We’ve spent the last 6 months working with our AI Assist Development Partners using their large variety of archival documents to gather feedback on both our AI Assist and AI Draft features, as well as what kinds of documents are good candidates for handwritten text recognition using Transkribus’ super models. Today, we’re sharing some of our interesting findings on the second. This is a long one, but we think you’ll find it interesting.
What Worked
“Very difficult” handwriting
Humans can read handwriting like this, but it takes a lot of effort and experience. HTR did a great job.
Bleed through
Ink that bleeds through the page makes the front of the page hard to read. HTR didn’t have any problem identifying the “main” text on the page and ignoring the bleed through.
What Didn’t Work
Cross Hatched Writing
Because HTR services first do segmentation – and expect text to be linear – cross writing or cross hatched writing both wasn’t transcribed and caused problems with the horizontally oriented writing.

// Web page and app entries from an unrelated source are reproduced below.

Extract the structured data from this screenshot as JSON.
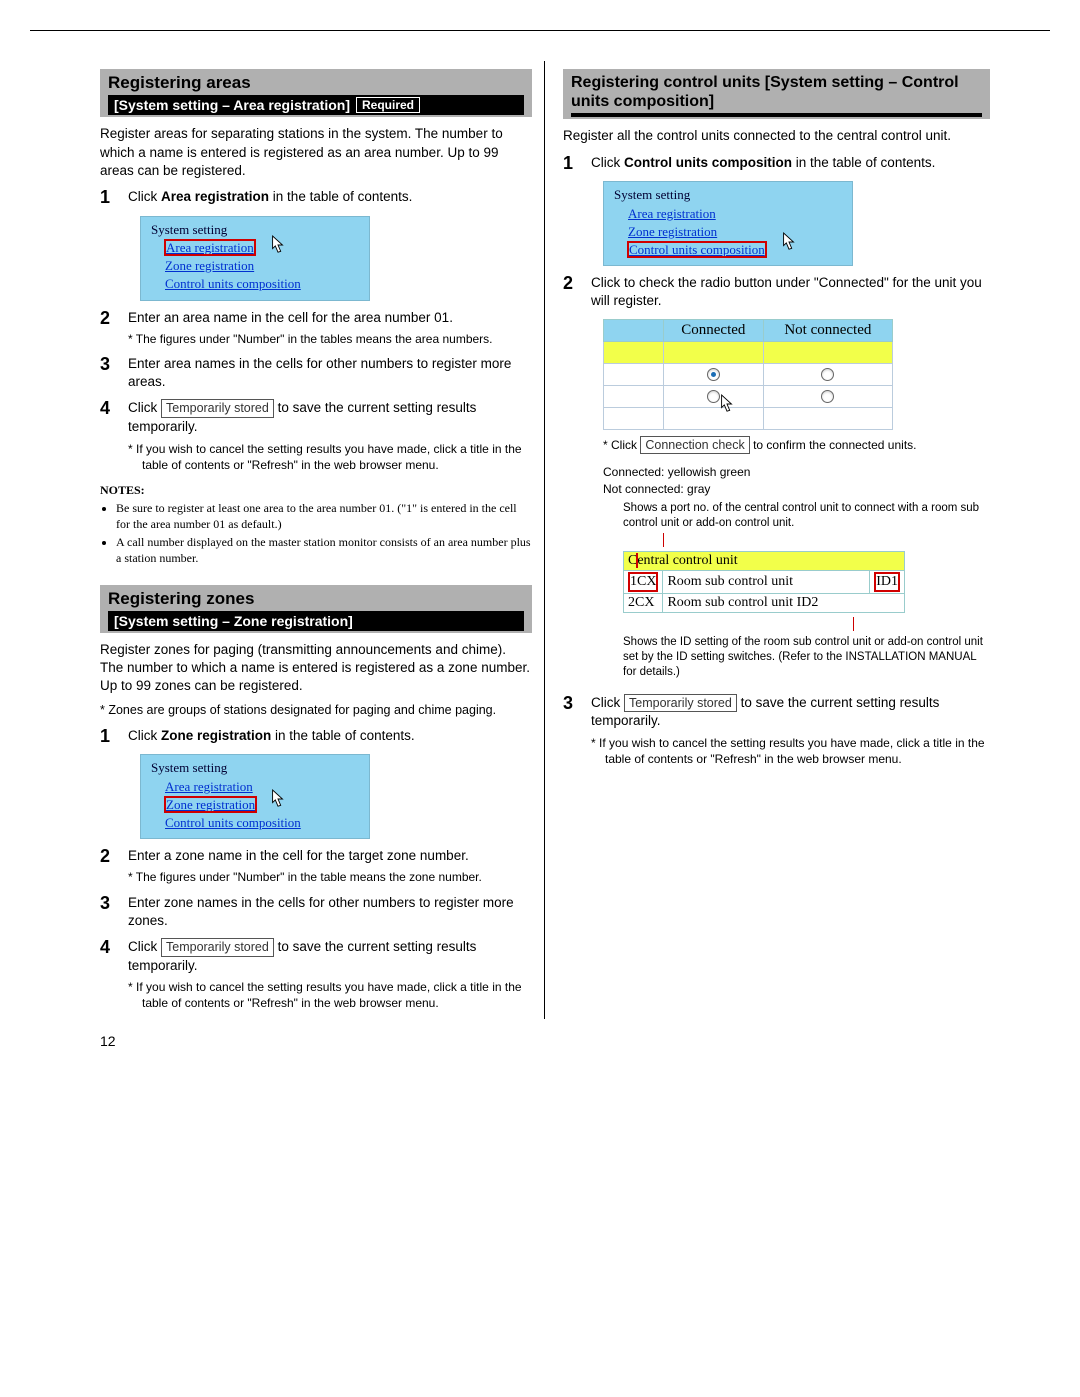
{
  "page_number": "12",
  "areas": {
    "title": "Registering areas",
    "subtitle": "[System setting – Area registration]",
    "required": "Required",
    "intro": "Register areas for separating stations in the system. The number to which a name is entered is registered as an area number. Up to 99 areas can be registered.",
    "steps": [
      {
        "n": "1",
        "pre": "Click ",
        "bold": "Area registration",
        "post": " in the table of contents."
      },
      {
        "n": "2",
        "text": "Enter an area name in the cell for the area number 01.",
        "sub": "The figures under \"Number\" in the tables means the area numbers."
      },
      {
        "n": "3",
        "text": "Enter area names in the cells for other numbers to register more areas."
      },
      {
        "n": "4",
        "pre": "Click ",
        "btn": "Temporarily stored",
        "post": " to save the current setting results temporarily.",
        "sub": "If you wish to cancel the setting results you have made, click a title in the table of contents or \"Refresh\" in the web browser menu."
      }
    ],
    "notes_label": "NOTES:",
    "notes": [
      "Be sure to register at least one area to the area number 01. (\"1\" is entered in the cell for the area number 01 as default.)",
      "A call number displayed on the master station monitor consists of an area number plus a station number."
    ]
  },
  "zones": {
    "title": "Registering zones",
    "subtitle": "[System setting – Zone registration]",
    "intro": "Register zones for paging (transmitting announcements and chime). The number to which a name is entered is registered as a zone number. Up to 99 zones can be registered.",
    "footnote": "* Zones are groups of stations designated for paging and chime paging.",
    "steps": [
      {
        "n": "1",
        "pre": "Click ",
        "bold": "Zone registration",
        "post": " in the table of contents."
      },
      {
        "n": "2",
        "text": "Enter a zone name in the cell for the target zone number.",
        "sub": "The figures under \"Number\" in the table means the zone number."
      },
      {
        "n": "3",
        "text": "Enter zone names in the cells for other numbers to register more zones."
      },
      {
        "n": "4",
        "pre": "Click ",
        "btn": "Temporarily stored",
        "post": " to save the current setting results temporarily.",
        "sub": "If you wish to cancel the setting results you have made, click a title in the table of contents or \"Refresh\" in the web browser menu."
      }
    ]
  },
  "ctrl": {
    "title": "Registering control units [System setting – Control units composition]",
    "intro": "Register all the control units connected to the central control unit.",
    "steps": [
      {
        "n": "1",
        "pre": "Click ",
        "bold": "Control units composition",
        "post": " in the table of contents."
      },
      {
        "n": "2",
        "text": "Click to check the radio button under \"Connected\" for the unit you will register."
      },
      {
        "n": "3",
        "pre": "Click ",
        "btn": "Temporarily stored",
        "post": " to save the current setting results temporarily.",
        "sub": "If you wish to cancel the setting results you have made, click a title in the table of contents or \"Refresh\" in the web browser menu."
      }
    ],
    "conn_check_pre": "Click ",
    "conn_check_btn": "Connection check",
    "conn_check_post": " to confirm the connected units.",
    "legend1": "Connected: yellowish green",
    "legend2": "Not connected: gray",
    "anno_top": "Shows a port no. of the central control unit to connect with a room sub control unit or add-on control unit.",
    "anno_bottom": "Shows the ID setting of the room sub control unit or add-on control unit set by the ID setting switches. (Refer to the INSTALLATION MANUAL for details.)"
  },
  "menu": {
    "header": "System setting",
    "area": "Area registration",
    "zone": "Zone registration",
    "ctrl": "Control units composition"
  },
  "conn_table": {
    "h1": "Connected",
    "h2": "Not connected"
  },
  "ctrl_table": {
    "r1": "Central control unit",
    "r2a": "1CX",
    "r2b": "Room sub control unit",
    "r2c": "ID1",
    "r3a": "2CX",
    "r3b": "Room sub control unit ID2"
  }
}
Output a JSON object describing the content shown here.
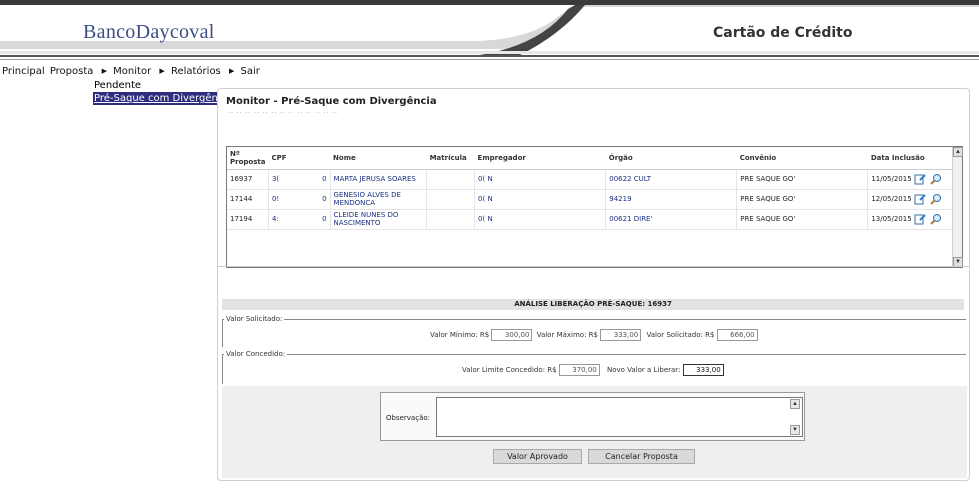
{
  "header": {
    "logo_text": "BancoDaycoval",
    "app_title": "Cartão de Crédito"
  },
  "menu": {
    "items": [
      "Principal",
      "Proposta",
      "Monitor",
      "Relatórios",
      "Sair"
    ],
    "submenu": [
      "Pendente",
      "Pré-Saque com Divergência"
    ]
  },
  "page": {
    "title": "Monitor - Pré-Saque com Divergência",
    "dots": "·· ·· ·· ·· ·· ·· ·· ·· ·· ·· ·· ·· ··"
  },
  "grid": {
    "columns": [
      "Nº Proposta",
      "CPF",
      "Nome",
      "Matrícula",
      "Empregador",
      "Órgão",
      "Convênio",
      "Data Inclusão"
    ],
    "rows": [
      {
        "proposta": "16937",
        "cpf": "3(",
        "cpf2": "0",
        "nome": "MARTA JERUSA SOARES",
        "matricula": "",
        "empregador": "0( N",
        "orgao": "00622 CULT",
        "convenio": "PRE SAQUE GO'",
        "data": "11/05/2015"
      },
      {
        "proposta": "17144",
        "cpf": "0!",
        "cpf2": "0",
        "nome": "GENESIO ALVES DE MENDONCA",
        "matricula": "",
        "empregador": "0( N",
        "orgao": "94219",
        "convenio": "PRE SAQUE GO'",
        "data": "12/05/2015"
      },
      {
        "proposta": "17194",
        "cpf": "4:",
        "cpf2": "0",
        "nome": "CLEIDE NUNES DO NASCIMENTO",
        "matricula": "",
        "empregador": "0( N",
        "orgao": "00621 DIRE'",
        "convenio": "PRE SAQUE GO'",
        "data": "13/05/2015"
      }
    ]
  },
  "analise": {
    "title": "ANÁLISE LIBERAÇÃO PRÉ-SAQUE: 16937",
    "solicitado_legend": "Valor Solicitado:",
    "valor_minimo_label": "Valor Mínimo: R$",
    "valor_minimo": "300,00",
    "valor_maximo_label": "Valor Máximo: R$",
    "valor_maximo": "333,00",
    "valor_solicitado_label": "Valor Solicitado: R$",
    "valor_solicitado": "666,00",
    "concedido_legend": "Valor Concedido:",
    "limite_label": "Valor Limite Concedido: R$",
    "limite": "370,00",
    "novo_valor_label": "Novo Valor a Liberar:",
    "novo_valor": "333,00",
    "observacao_label": "Observação:",
    "observacao": ""
  },
  "buttons": {
    "aprovado": "Valor Aprovado",
    "cancelar": "Cancelar Proposta"
  }
}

Old, Faded, Damaged Documents
This is in-between – it half worked. I think it’s about as good as a human could do.
Text in Pencil
This was a surprise – when you have text written in pencil, especially when there is inked text on the same page – the results were particularly poor.
Text in Red Pen
"Like the pencil, but even worse, was the text written in red pen."
Text Written in Between Lines
In this case multiple lines are squeezed into the end of a line, and the HTR service only picked up some of them.